1/3/12

Iowa Caucuses Aren't Even Representative of Iowans, Let Alone the Nation

`What IS a Caucus-race?' said Alice; not that she wanted much to know, but the Dodo had paused as if it thought that SOMEBODY ought to speak, and no one else seemed inclined to say anything.

`Why,' said the Dodo, `the best way to explain it is to do it.' (And, as you might like to try the thing yourself, some winter day, I will tell you how the Dodo managed it.)

First it marked out a race-course, in a sort of circle, (`the exact shape doesn't matter,' it said,) and then all the party were placed along the course, here and there. There was no `One, two, three, and away,' but they began running when they liked, and left off when they liked, so that it was not easy to know when the race was over. However, when they had been running half an hour or so, and were quite dry again, the Dodo suddenly called out `The race is over!' and they all crowded round it, panting, and asking, `But who has won?'

-Lewis Carrol, Alice's Adventures in Wonderland, "A Caucus-Race and a Long Tale"


Yesterday, a mini-tempest in a micro-teapot came up over something NBC's Andrea Mitchell said in regard to the Iowa caucuses. "The rap on Iowa: It doesn’t represent the rest of the country, too white, too evangelical, too rural," she said. It is, apparently, a terrible thing to make a demographic observation that is true and wingnut bloggers responded to it with their usual "Help, I'm being oppressed!" histrionics.

But the fact of the matter is that the caucuses are barely even representative of Iowans, let alone the rest of the nation.


[Politico:]

The 2012 Republican presidential caucuses begin at 7:00 p.m. on Jan. 3. Iowa Republicans who wish to participate may locate their caucus site using the Iowa Secretary of State’s poll location tool. Republican caucuses for the state’s 1,774 precincts occur in public buildings, schools and homes, and some precincts share caucus space with other precincts. Every precinct in Adair County, for example, will caucus at Greenfield’s Nodaway Valley High School next Tuesday night.


So, if you can't blow an hour of your night precisely at 7:00, you're out of luck. If you want to vote absentee, you're out of luck. And then things get even dumber:


[Wikipedia:]

In the Republican caucuses, each voter officially casts his or her vote by secret ballot. Voters are presented blank sheets of paper with no candidate names on them. After listening to some campaigning for each candidate by caucus participants, they write their choices down and the Republican Party of Iowa tabulates the results at each precinct and transmits them to the media. In 2008, some precincts used a show of hands or preprinted ballots. The non-binding results are tabulated and reported to the state party, which releases the results to the media. Delegates from the precinct caucuses go on to the county conventions, which choose delegates to the district conventions, which in turn selects delegates to the Iowa State Convention. Thus, it is the Republican Iowa State Convention, not the precinct caucuses, which selects the ultimate delegates from Iowa to the Republican National Convention. All delegates are officially unbound from the results of the precinct caucus, although media organizations either estimate delegate numbers by estimating county convention results or simply divide them proportionally.
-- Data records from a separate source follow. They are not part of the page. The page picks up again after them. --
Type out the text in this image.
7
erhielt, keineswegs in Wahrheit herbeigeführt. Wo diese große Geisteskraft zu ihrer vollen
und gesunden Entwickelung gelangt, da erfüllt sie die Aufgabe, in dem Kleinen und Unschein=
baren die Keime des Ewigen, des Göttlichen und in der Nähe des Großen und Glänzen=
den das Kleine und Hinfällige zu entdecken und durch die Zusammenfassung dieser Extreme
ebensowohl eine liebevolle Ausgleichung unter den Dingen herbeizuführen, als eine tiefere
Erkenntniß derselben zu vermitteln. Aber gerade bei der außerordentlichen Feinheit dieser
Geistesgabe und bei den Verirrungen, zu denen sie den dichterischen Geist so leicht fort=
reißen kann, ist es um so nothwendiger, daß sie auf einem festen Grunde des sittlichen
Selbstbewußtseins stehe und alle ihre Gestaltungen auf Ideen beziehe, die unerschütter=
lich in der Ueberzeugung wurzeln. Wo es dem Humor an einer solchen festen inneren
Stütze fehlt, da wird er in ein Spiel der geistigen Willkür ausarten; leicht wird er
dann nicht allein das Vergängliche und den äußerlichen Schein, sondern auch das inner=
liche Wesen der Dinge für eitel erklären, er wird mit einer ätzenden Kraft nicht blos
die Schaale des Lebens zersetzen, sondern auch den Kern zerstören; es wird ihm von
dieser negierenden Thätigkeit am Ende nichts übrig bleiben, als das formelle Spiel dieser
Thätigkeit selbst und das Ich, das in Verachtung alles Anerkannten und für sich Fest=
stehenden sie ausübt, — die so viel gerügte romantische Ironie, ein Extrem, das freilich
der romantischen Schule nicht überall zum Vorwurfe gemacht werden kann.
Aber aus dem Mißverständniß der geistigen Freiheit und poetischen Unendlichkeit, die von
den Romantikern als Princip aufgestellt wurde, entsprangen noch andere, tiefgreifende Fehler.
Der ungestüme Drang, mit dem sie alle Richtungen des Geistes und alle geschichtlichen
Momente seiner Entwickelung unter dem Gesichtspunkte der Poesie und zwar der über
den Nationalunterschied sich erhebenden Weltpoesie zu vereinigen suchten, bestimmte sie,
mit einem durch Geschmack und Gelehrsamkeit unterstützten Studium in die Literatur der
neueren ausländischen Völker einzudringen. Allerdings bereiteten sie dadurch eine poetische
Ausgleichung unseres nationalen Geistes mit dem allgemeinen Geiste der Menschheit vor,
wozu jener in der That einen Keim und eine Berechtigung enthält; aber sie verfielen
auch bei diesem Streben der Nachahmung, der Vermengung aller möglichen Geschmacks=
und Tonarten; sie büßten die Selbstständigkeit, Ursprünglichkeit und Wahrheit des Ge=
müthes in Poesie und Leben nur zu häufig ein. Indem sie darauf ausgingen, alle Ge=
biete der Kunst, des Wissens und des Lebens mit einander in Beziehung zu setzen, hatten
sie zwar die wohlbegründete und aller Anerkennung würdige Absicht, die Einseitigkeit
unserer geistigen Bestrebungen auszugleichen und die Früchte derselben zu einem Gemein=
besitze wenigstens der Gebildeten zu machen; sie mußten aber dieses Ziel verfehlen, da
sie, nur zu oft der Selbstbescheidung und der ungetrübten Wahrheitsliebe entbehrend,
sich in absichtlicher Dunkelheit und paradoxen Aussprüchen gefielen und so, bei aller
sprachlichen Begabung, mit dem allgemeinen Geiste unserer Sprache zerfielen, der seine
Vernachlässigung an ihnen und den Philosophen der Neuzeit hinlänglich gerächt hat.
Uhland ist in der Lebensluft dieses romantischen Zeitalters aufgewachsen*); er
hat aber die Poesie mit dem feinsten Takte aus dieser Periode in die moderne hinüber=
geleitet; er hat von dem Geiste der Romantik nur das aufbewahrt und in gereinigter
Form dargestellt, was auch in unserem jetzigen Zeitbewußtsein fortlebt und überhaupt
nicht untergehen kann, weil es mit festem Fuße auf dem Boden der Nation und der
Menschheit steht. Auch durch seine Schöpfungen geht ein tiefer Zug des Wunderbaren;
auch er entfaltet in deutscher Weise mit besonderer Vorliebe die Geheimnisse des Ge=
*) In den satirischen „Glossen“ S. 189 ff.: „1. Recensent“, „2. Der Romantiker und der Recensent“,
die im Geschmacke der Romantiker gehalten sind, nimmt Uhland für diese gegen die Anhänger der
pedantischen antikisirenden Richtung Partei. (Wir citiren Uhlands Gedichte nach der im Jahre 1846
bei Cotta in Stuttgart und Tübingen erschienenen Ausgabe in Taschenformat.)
Is each precinct winner-take-all? You got me. I can't find a direct answer to that anywhere, but it seems to be the case. Not that it matters any -- the delegates aren't bound by the will of the voter. The caucuses are at their heart an arcane, non-binding advisory referendum. Think of the electoral college, only worse.

The idea that this could represent the opinion of the average Iowa Republican is more than a little suspect. Troops overseas or even stationed in a different state are out. Elderly and disabled voters who can't make to the caucus location are out. People who find the hour inconvenient are out. And the voters are few and ideologically skewed.


[Ezra Klein:]

...The momentum coming out of the caucus can cement Romney as the nominee or vault another contender to the nomination. But let's all take a deep breath and agree that that is completely insane.

In 2008, the Iowa Republican Caucus got record turnout: 120,000 people. That is to say, four percent of all the residents of Iowa. And those 120,000 people represent four hundredths of one percent of the total population of America.

And it's not a representative four hundredths of one percent of the American people. It's not a representative four percent of Iowans. It's not even a representative four percent of Iowa Republicans. The likely caucusgoers are further to the right than the average Iowa Republican.



Whoever comes out on top tonight will likely say that the "Iowan people have spoken." It won't be true.